Sedimentation, filtration, and biochemical activity are the primary treatment processes at work in overland flow. Besides controlling erosion, the vegetation removes nitrogen and other nutrients from the effluent, and also filters out suspended solids. Microorganisms such as bacteria and algae, attach to the vegetation and break down dissolved organics. Additional biochemical activity occurs in the top layer of saturated soil. Overall, effluent treated by overland flow is of relatively high quality. Suitability for discharge to streams, however, will be dependent on local discharge requirements, as well as the characteristics of the receiving water body.
Evapotranspiration and percolation into the subsurface provide some reduction in the amount of water that is eventually discharged. Percolation, however, is necessarily limited by the low-permeability soils that are required at the treatment site. Overland flow depends on sheet flow across the land and vegetation surfaces, so this option can be implemented only where underlying soils will restrict infiltration. For this reason, overland flow can provide an alternative to other land treatment options where site conditions limit the use of drainage fields, spray irrigation, rapid infiltration, and other methods that require percolation into the subsurface.
As with other land treatment options, design of an overland flow system requires careful consideration of site-specific characteristics. As discussed earlier, low soil permeability is a requirement, since significant infiltration of effluent is undesirable. However, this also means that depth to groundwater is usually not a limiting factor and overland flow can be used in locations with shallow groundwater tables.

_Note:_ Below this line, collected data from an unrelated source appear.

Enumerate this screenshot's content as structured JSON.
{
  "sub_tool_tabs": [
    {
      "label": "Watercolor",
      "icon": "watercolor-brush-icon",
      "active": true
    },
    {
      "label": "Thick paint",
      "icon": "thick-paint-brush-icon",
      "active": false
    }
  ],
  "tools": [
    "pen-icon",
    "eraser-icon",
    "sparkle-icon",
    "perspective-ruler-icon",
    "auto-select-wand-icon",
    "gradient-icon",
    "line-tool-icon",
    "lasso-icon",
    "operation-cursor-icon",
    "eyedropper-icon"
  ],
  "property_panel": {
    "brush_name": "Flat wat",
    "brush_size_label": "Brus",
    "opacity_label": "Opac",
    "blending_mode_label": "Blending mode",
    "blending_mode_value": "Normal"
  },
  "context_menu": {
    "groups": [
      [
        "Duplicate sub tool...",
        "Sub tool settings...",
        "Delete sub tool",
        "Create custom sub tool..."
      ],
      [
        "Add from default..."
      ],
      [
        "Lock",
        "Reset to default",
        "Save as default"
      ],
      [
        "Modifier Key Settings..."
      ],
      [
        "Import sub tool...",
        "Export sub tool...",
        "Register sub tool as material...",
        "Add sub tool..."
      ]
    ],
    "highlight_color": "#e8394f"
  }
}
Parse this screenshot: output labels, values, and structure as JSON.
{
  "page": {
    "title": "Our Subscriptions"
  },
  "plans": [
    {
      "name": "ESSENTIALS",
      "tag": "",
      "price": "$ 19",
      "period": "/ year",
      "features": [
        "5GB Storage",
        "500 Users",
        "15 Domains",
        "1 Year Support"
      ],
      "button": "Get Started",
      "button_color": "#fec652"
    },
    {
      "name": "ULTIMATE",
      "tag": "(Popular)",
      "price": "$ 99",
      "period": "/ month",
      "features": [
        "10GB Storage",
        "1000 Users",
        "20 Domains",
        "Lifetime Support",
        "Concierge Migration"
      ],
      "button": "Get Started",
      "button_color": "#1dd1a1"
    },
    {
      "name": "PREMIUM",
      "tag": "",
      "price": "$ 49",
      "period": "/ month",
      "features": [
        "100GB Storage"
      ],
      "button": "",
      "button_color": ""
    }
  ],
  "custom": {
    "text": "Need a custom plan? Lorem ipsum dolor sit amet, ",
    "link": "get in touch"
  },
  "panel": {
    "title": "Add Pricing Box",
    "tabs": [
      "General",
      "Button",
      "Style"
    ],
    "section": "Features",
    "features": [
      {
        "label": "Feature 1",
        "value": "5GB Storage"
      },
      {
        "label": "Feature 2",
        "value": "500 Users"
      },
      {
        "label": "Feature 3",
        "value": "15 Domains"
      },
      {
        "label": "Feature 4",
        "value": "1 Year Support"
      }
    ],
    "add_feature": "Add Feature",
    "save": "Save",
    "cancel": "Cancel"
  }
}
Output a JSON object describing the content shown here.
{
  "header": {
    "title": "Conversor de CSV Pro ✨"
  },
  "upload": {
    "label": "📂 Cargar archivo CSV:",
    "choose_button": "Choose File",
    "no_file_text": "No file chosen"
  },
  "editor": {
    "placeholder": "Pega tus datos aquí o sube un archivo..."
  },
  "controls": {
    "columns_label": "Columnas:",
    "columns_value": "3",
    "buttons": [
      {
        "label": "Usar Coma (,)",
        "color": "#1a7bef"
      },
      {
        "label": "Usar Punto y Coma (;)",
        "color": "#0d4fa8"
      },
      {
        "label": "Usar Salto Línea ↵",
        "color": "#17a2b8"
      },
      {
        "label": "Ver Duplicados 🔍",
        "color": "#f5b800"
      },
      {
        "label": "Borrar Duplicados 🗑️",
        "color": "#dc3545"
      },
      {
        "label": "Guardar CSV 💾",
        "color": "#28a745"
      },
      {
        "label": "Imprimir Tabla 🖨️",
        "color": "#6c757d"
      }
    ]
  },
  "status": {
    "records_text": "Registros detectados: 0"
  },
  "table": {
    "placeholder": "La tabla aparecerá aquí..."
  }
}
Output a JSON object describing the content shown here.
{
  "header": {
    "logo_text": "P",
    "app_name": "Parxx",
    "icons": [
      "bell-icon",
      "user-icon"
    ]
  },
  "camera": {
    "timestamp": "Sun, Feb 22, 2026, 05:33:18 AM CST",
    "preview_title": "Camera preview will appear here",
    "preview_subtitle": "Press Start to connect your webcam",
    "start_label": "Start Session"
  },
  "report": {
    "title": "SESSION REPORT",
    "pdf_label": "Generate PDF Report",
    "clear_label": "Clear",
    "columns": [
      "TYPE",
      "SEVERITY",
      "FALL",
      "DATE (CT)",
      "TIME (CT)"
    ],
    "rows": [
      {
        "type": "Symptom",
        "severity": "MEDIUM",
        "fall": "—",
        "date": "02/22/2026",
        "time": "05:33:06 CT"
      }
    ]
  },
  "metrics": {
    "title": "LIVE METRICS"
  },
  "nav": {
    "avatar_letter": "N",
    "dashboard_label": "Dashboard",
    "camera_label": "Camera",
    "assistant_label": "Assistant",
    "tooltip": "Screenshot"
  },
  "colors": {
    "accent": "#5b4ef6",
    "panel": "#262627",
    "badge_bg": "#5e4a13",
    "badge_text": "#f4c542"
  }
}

The growing season is another important consideration, but need not be a disqualifying factor. Overland flow systems can operate even in cold climates, although nitrogen removal is significantly reduced when vegetation growth is not active. Sufficient onsite storage volume will allow system operations to be suspended during extended periods of extreme cold.
Topography can be a severe limiting factor, as finished slopes are typically between 2% and 8% grade. On steeper slopes, the effluent flow rate increases to the point where treatment is not sufficient to provide adequate final water quality. It may be possible to construct terraces to provide a series of lower-sloped steps, but this also depends on site-specific characteristics.
Aside from the large land area needed for this option, another factor that often limits the use of overland flow for onsite wastewater treatment is the availability of a suitable receiving stream. Effluent at the bottom of the treatment slope is collected and channeled to the receiving stream, which must be near the collection area. Stream flow volume, existing water quality, other dischargers, and downstream users are some of the factors that determine the suitability of the stream for receiving treated effluent. A discharge permit may be required by local regulatory authorities, and this should be considered before selecting overland flow as a treatment solution.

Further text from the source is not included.